Et donc on prépare aux salariés des hôpitaux, de la SNCF, aux employés des collectivités territoriales, aux enseignants, aux fonctionnaires, etc, l'allongement des années de cotisations nécessaires pour avoir droit à la retraite, et donc en fait la baisse de ces pensions lorsqu'ils partiront en retraite.

Rappelons qu'en dehors des traitements de faveur que touche la caste des hauts fonctionnaires, les salariés des hôpitaux, à titre d'exemple, sont très pénalisés par les pratiques de l'Etat, qui refuse d'inclure dans le calcul de la retraite les primes diverses qui représentent jusqu'à plus de 20 % de la rémunération nette, ce qui amène souvent des agents à des retraites de misère.

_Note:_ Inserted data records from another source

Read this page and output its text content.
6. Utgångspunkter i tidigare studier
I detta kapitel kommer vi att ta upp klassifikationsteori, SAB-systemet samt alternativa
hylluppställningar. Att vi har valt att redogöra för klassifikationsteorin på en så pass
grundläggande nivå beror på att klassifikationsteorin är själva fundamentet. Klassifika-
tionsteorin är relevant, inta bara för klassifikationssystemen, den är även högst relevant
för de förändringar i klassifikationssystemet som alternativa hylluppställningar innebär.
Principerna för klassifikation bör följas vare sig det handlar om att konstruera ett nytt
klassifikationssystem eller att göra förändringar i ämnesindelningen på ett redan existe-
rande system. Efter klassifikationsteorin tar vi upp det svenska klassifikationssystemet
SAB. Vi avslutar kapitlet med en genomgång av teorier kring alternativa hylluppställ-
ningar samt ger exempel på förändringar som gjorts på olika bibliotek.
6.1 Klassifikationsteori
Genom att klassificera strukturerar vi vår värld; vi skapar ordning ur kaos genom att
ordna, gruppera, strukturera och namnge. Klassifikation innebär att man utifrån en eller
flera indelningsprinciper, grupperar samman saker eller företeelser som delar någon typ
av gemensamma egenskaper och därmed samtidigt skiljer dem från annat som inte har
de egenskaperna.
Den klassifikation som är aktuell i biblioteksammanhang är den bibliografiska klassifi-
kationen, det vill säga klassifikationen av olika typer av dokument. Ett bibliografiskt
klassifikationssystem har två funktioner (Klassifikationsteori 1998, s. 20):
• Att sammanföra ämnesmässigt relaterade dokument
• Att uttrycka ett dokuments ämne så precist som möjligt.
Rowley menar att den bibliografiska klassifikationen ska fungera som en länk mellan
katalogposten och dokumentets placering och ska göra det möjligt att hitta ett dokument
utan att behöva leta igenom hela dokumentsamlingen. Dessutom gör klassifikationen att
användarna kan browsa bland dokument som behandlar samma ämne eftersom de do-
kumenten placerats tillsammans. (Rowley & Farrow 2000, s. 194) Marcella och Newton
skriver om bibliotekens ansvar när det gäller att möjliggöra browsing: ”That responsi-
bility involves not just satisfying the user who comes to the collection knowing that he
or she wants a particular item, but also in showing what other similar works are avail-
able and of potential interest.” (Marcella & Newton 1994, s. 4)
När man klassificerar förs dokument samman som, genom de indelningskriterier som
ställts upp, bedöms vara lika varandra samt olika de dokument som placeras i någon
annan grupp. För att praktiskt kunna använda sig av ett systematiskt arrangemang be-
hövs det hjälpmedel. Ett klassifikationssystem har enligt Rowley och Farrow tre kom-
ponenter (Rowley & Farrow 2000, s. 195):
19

Cette attaque est d'autant plus annoncée qu'elle doit servir pour une attaque plus générale sur les durées de cotisation de tous et sur le montant des pensions servies. Les rapports commandés par Jospin, pour lui servir dans les attaques qu'il préparait contre les retraites, annonçaient la couleur : non seulement il y était préconisé l'annulation du traitement spécifique pour les salariés du public, mais aussi porter à 42 ans les annuités de cotisations minimums. Manque de chance pour Jospin, tout cela est tombé à un mauvais moment pour lui, au moment de l'annonce concomitante des plans massifs de licenciements de Danone, Marks et Spencer, AOM. Du coup, il fallait les remiser au placard, et se livrer à une comédie autour de la loi de modernisation sociale, pour tenter de donner le change aux inquiétudes des salariés.

Aujourd'hui les mots sont tous pris à contre-sens. Quand Jospin et Chirac parlent de la nécessité de " pérenniser le système par répartition " des retraites, c'est pour justifier les attaques contre les services publics, et accessoirement mettre en place les fonds de pensions. Car pour eux, pérenniser le système c'est faire qu'il coûte moins cher en cotisations pour le patronat, comme ils l'ont fait pour les allocations familiales et l'assurance maladie, et s'il n'y a plus assez d'argent pour servir des retraites acceptables, pour eux la solution est trouvée : que les salariés se les financent eux-mêmes.

De même, les uns et les autres, pour éviter de parler d'allonger les temps de cotisations, ont le cynisme de parler de garantir le droit de chacun de partir à la date de son choix : à 60 ans avec une retraite bonne à crever la faim, sinon pourquoi pas " librement " choisir, afin de survivre, 65 ans ou plus.